Financial Times writers Colby Smith and Stephanie Stacey reported yesterday that, "The dollar hit a three-month low on Tuesday and US Treasury yields slid as investors grew increasingly confident that…
Reuters writers Alan Charlish and Marek Strzelecki reported today that, “The first trucks carrying Ukrainian food products including corn and eggs were bound to start transit via Poland to the Netherlands on Friday morning, a Polish customs official said, as rules allowing the shipments took effect overnight.
“The rules brought an end to a ban that was introduced without notice on April 15 leaving many companies with goods stranded across the border in Ukraine.”
The Reuters article explained that, “Several central European countries affected by a glut of Ukrainian agricultural imports that have suppressed prices for local producers have introduced bans on imports from Ukraine this week.
“Poland, the first country to act, went further by also banning the transit of such goods.
“However, on Tuesday an agreement was reached with Ukraine to allow transit to resume using sealed containers that will travel in convoys.”
And Reuters writers Boldizsar Gyori and Krisztina reported yesterday that, “Hungary called on Thursday for ‘progressive’ aid from the EU to help move Ukraine’s grain through central European countries whose farmers are having to compete with its cheaper imports.”
The article added that, “[Agriculture Minister Istvan Nagy] had said on Wednesday that Budapest will continue to allow the transit of Ukrainian grain through Hungary, ensuring the departure of shipments ‘in a controlled manner.'”
Elsewhere, Reuters writers Gergely Szakacs and Boldizsar Gyori reported today that, “The Hungarian Grain and Feed Association said on Friday it opposed the government’s ban on grain and oilseed imports from neighbouring Ukraine, adding that the restrictions will hit feed makers and industrial users in Hungary.”
The article pointed out that, “The Central European country was not the first one to impose restrictions on Ukraine’s food products, with Poland being first and Slovakia and Bulgaria quickly following suit.”
Also today, Reuters writer Luiza Ilie reported that, “Romania will not unilaterally ban the import of Ukrainian grain and will wait for the European Commission to enforce measures to help central and eastern European farmers, Agriculture Minister Petre Daea said on Friday.”
“Romania is the only one of five central and eastern European states that has stopped short of banning imports of Ukrainian grains, while tightening controls at border checkpoints,” the article said.
More broadly, New York Times writer Patricia Cohen reported in today’s paper that, “In Britain, food prices were up 19 percent last month from the previous year. In Spain, farmers are worried that a lack of rainfall will irreversibly damage wheat and barley production. And in West and Central Africa, record numbers of people are facing potentially dire food shortages.
Nonetheless, a handful of European nations including Poland and Hungary have blocked the entry of farm products from Ukraine — one of the world’s biggest grain exporters — arguing that the flood of cheap imports is ruining local farmers. Now, to quell the rising discord, the European Union is considering a temporary ban on grain imports to five nations.
“The combination of spiraling prices for consumers in one part of the world and plummeting incomes for farmers in another illustrates the maddening complexities of the global food market.”
The Times article explained that, “With sea shipments from Ukrainian ports blocked or restricted by Russian forces, the European Union suspended tariffs and quotas on food from Ukraine and rushed to transport as much as possible by rail and truck through neighboring countries.

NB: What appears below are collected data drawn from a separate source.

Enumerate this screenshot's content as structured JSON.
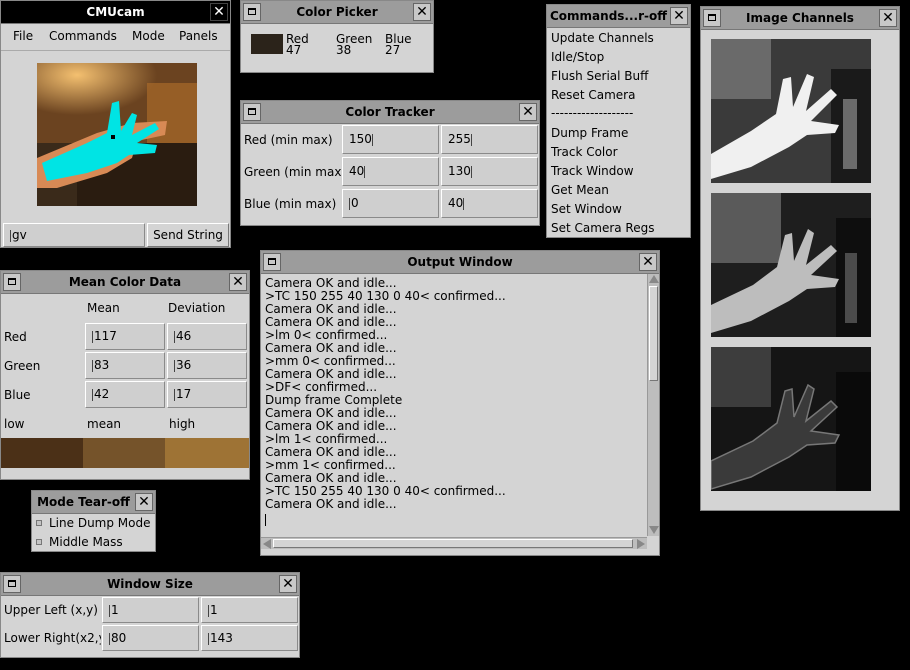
{
  "cmucam": {
    "title": "CMUcam",
    "menu": [
      "File",
      "Commands",
      "Mode",
      "Panels"
    ],
    "command_input": "gv",
    "send_button": "Send String"
  },
  "color_picker": {
    "title": "Color Picker",
    "swatch_color": "#2b231a",
    "channels": [
      {
        "label": "Red",
        "value": "47"
      },
      {
        "label": "Green",
        "value": "38"
      },
      {
        "label": "Blue",
        "value": "27"
      }
    ]
  },
  "color_tracker": {
    "title": "Color Tracker",
    "rows": [
      {
        "label": "Red (min max)",
        "min": "150",
        "max": "255"
      },
      {
        "label": "Green (min max",
        "min": "40",
        "max": "130"
      },
      {
        "label": "Blue (min max)",
        "min": "0",
        "max": "40"
      }
    ]
  },
  "commands_tearoff": {
    "title": "Commands...r-off",
    "items": [
      "Update Channels",
      "Idle/Stop",
      "Flush Serial Buff",
      "Reset Camera"
    ],
    "separator": "-------------------",
    "items2": [
      "Dump Frame",
      "Track Color",
      "Track Window",
      "Get Mean",
      "Set Window",
      "Set Camera Regs"
    ]
  },
  "image_channels": {
    "title": "Image Channels"
  },
  "mean_color": {
    "title": "Mean Color Data",
    "col_mean": "Mean",
    "col_dev": "Deviation",
    "rows": [
      {
        "label": "Red",
        "mean": "117",
        "dev": "46"
      },
      {
        "label": "Green",
        "mean": "83",
        "dev": "36"
      },
      {
        "label": "Blue",
        "mean": "42",
        "dev": "17"
      }
    ],
    "swatch_labels": [
      "low",
      "mean",
      "high"
    ],
    "swatch_colors": [
      "#4b3017",
      "#75532a",
      "#9e7335"
    ]
  },
  "output_window": {
    "title": "Output Window",
    "lines": [
      "Camera OK and idle...",
      ">TC 150 255 40 130 0 40< confirmed...",
      "Camera OK and idle...",
      "Camera OK and idle...",
      ">lm 0< confirmed...",
      "Camera OK and idle...",
      ">mm 0< confirmed...",
      "Camera OK and idle...",
      ">DF< confirmed...",
      "Dump frame Complete",
      "Camera OK and idle...",
      "Camera OK and idle...",
      ">lm 1< confirmed...",
      "Camera OK and idle...",
      ">mm 1< confirmed...",
      "Camera OK and idle...",
      ">TC 150 255 40 130 0 40< confirmed...",
      "Camera OK and idle..."
    ]
  },
  "mode_tearoff": {
    "title": "Mode Tear-off",
    "options": [
      "Line Dump Mode",
      "Middle Mass"
    ]
  },
  "window_size": {
    "title": "Window Size",
    "rows": [
      {
        "label": "Upper Left (x,y)",
        "a": "1",
        "b": "1"
      },
      {
        "label": "Lower Right(x2,y",
        "a": "80",
        "b": "143"
      }
    ]
  }
}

The idea was to create an alternate pathway that would funnel grain from Ukraine’s breadbasket to the Middle East, Africa and parts of Asia, where it was most needed.
“The plan worked, at least to some degree, easing anxieties over shortages. Food prices have dropped by more than 20 percent from a peak in March 2022, according to a food price index calculated by the United Nations Food and Agriculture Organization.

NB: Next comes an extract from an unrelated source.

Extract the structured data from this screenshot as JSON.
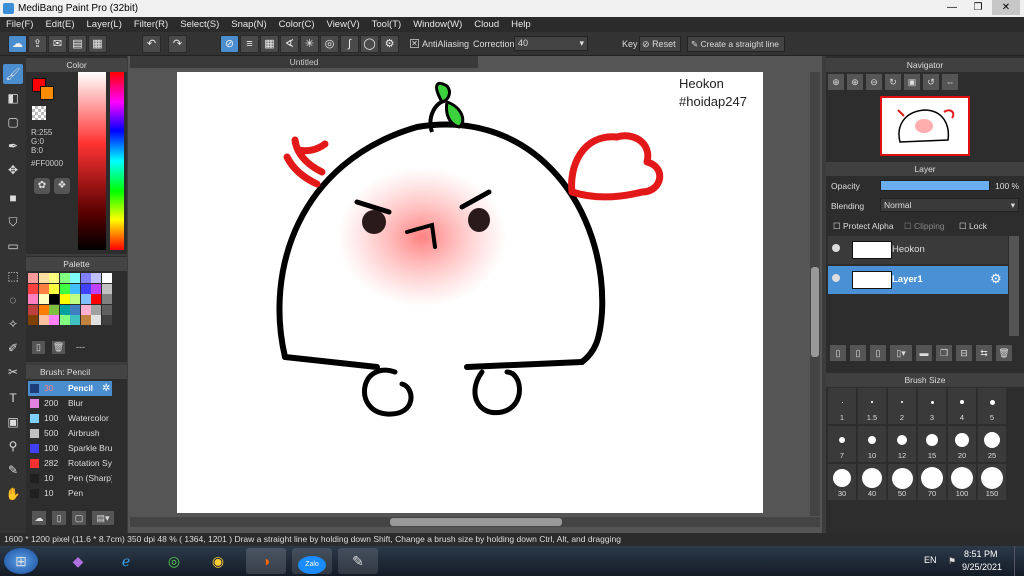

“Much of the Ukrainian grain was getting to far-off markets by traveling through Poland, Romania, Slovakia and Hungary, as well as Bulgaria — but not all of it. And that is what has set off the tensions.”

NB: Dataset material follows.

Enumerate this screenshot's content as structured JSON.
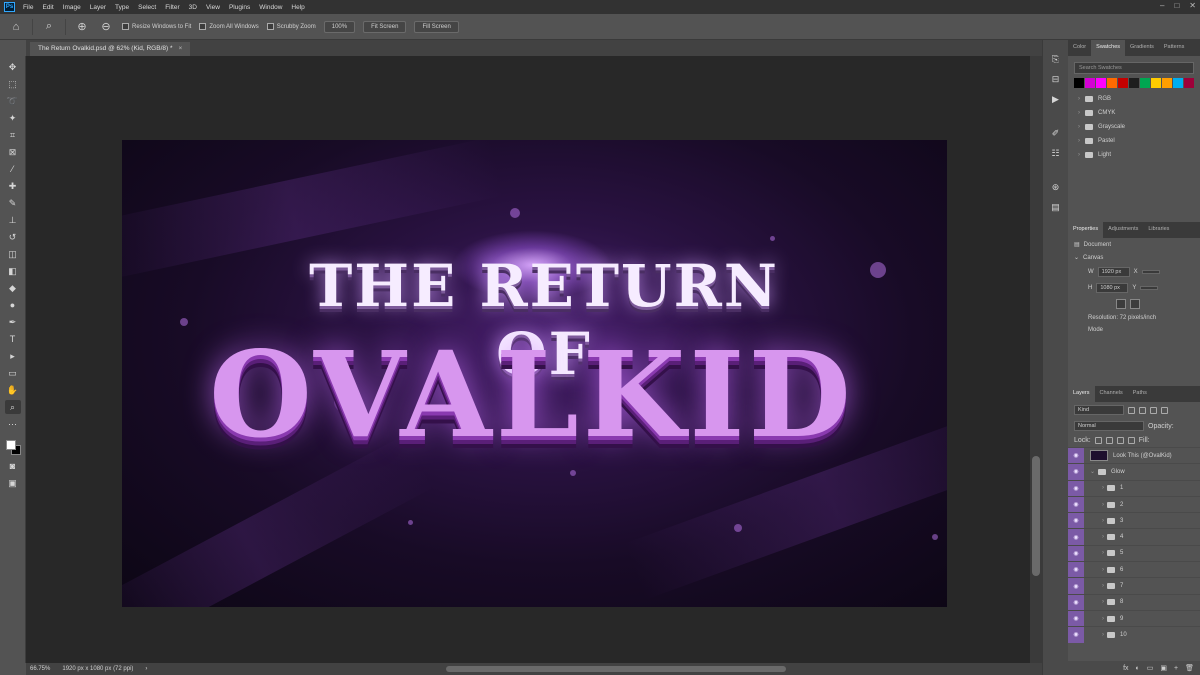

Today’s article added that, “The prohibitions on Ukrainian grain to neighboring countries come at the same time that Russia is threatening to back out of a deal brokered by the United Nations and Turkey to allow grain shipments to leave Ukraine’s Black Sea ports. That deal is set to expire on May 18, although talks about an extension are continuing.”
Meanwhile, Reuters writer Pavel Polityuk reported today that, “Ukrainian farms had sown the first million hectares of spring grains by April 21, agriculture ministry data showed on Friday.”